Patchogue residents will be able to toss paper products and plastic bottles into the same recycling container in a few weeks when the village switches to single-stream recycling.
Village and Brookhaven Town officials have reached an agreement to ship Patchogue’s recyclables to the town’s recycling center in Brookhaven hamlet, officials said.
Patchogue officials said single-stream recycling will be easier for residents and should result in more recyclable material getting picked up.
“It’s a convenience for the homeowners. Right now, we have to separate the glass and cardboard. Now we can bundle it all together,” village Trustee Thomas Ferb said Wednesday in a telephone interview. “It’s a win-win.”
Starting June 1, residents will be able to dispose of paper, cardboard, plastic, glass, metal and aluminum together in one container each week. Currently, recyclable material is collected on alternating Wednesdays, with paper and cardboard collected one week, and other material picked up the following week.
Patchogue joins more than a dozen other Long Island municipalities that have signed on to Brookhaven’s single-stream program, which began in 2014. The towns of Smithtown, Huntington and Southold, and the City of Glen Cove also take part in the Brookhaven program.
Brookhaven officials said the amount of recyclable material collected from households jumped 22 percent in the first year of the town’s single-stream program. Other municipalities reported similar increases.
“We’re looking to really give recycling a push,” Brookhaven Supervisor Edward P. Romaine said in an interview Wednesday. “We want to get those numbers up even higher. The more we recycle, the less garbage we have to get rid of.”
Patchogue will pay $75 per ton to send recyclables to the Brookhaven facility, Mayor Paul V. Pontieri Jr. said. The village currently pays about $67 per ton to recycle solid waste with a private carting company, he said.
Pontieri said the town’s bid beat two private carters that also bid on contracts to collect recyclables for the village. The carting companies submitted bids with higher tipping fees, and also did not offer single-stream recycling, the mayor said.
“It’s better for the environment,” he said of single-stream recycling. “I’d rather deal with a municipality like the Town of Brookhaven than a private carter. We help each other.”
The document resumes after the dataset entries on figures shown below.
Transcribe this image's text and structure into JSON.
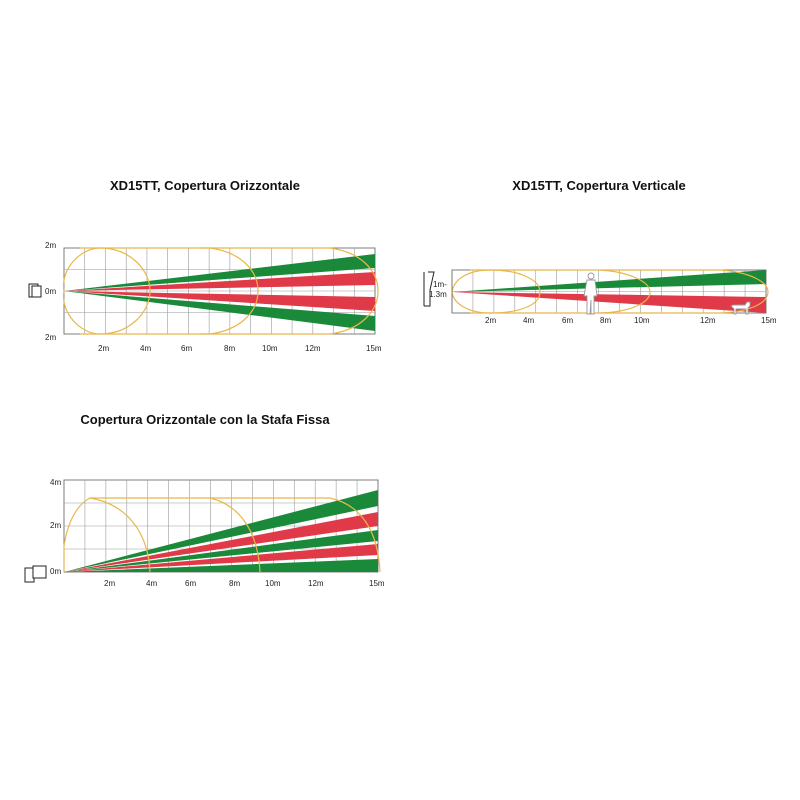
{
  "colors": {
    "green": "#1a8a3a",
    "red": "#e03a48",
    "lobe": "#e8b84a",
    "grid": "#9a9a9a"
  },
  "horizontal": {
    "title": "XD15TT, Copertura Orizzontale",
    "y_labels": [
      "2m",
      "0m",
      "2m"
    ],
    "x_labels": [
      "2m",
      "4m",
      "6m",
      "8m",
      "10m",
      "12m",
      "15m"
    ]
  },
  "vertical": {
    "title": "XD15TT, Copertura Verticale",
    "mount_height": "1m-\n1.3m",
    "x_labels": [
      "2m",
      "4m",
      "6m",
      "8m",
      "10m",
      "12m",
      "15m"
    ],
    "icons": [
      "person-icon",
      "dog-icon"
    ]
  },
  "bracket": {
    "title": "Copertura Orizzontale con la Stafa Fissa",
    "y_labels": [
      "4m",
      "2m",
      "0m"
    ],
    "x_labels": [
      "2m",
      "4m",
      "6m",
      "8m",
      "10m",
      "12m",
      "15m"
    ]
  }
}
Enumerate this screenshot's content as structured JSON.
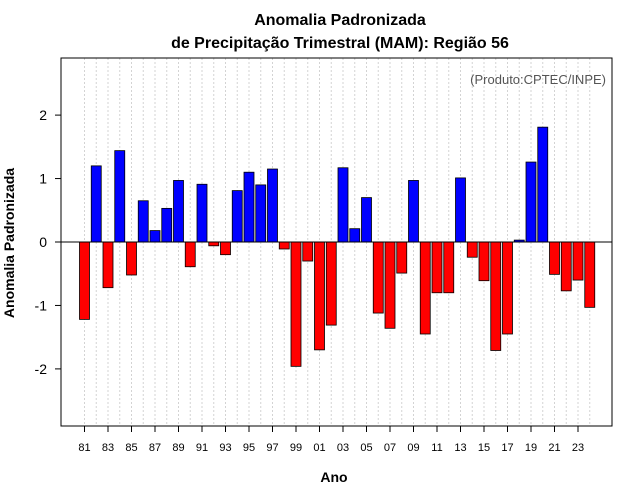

Patchogue’s switch to single-stream recycling was applauded by Brenda Pulley, senior vice president for recycling at Stamford, Connecticut-based Keep America Beautiful. She said more American towns and villages appear to be adopting single-stream programs because they are more efficient and simpler than multistream recycling.
“We want to make it easy for residents to recycle, and by using single stream, it makes it easy to recycle,” she said.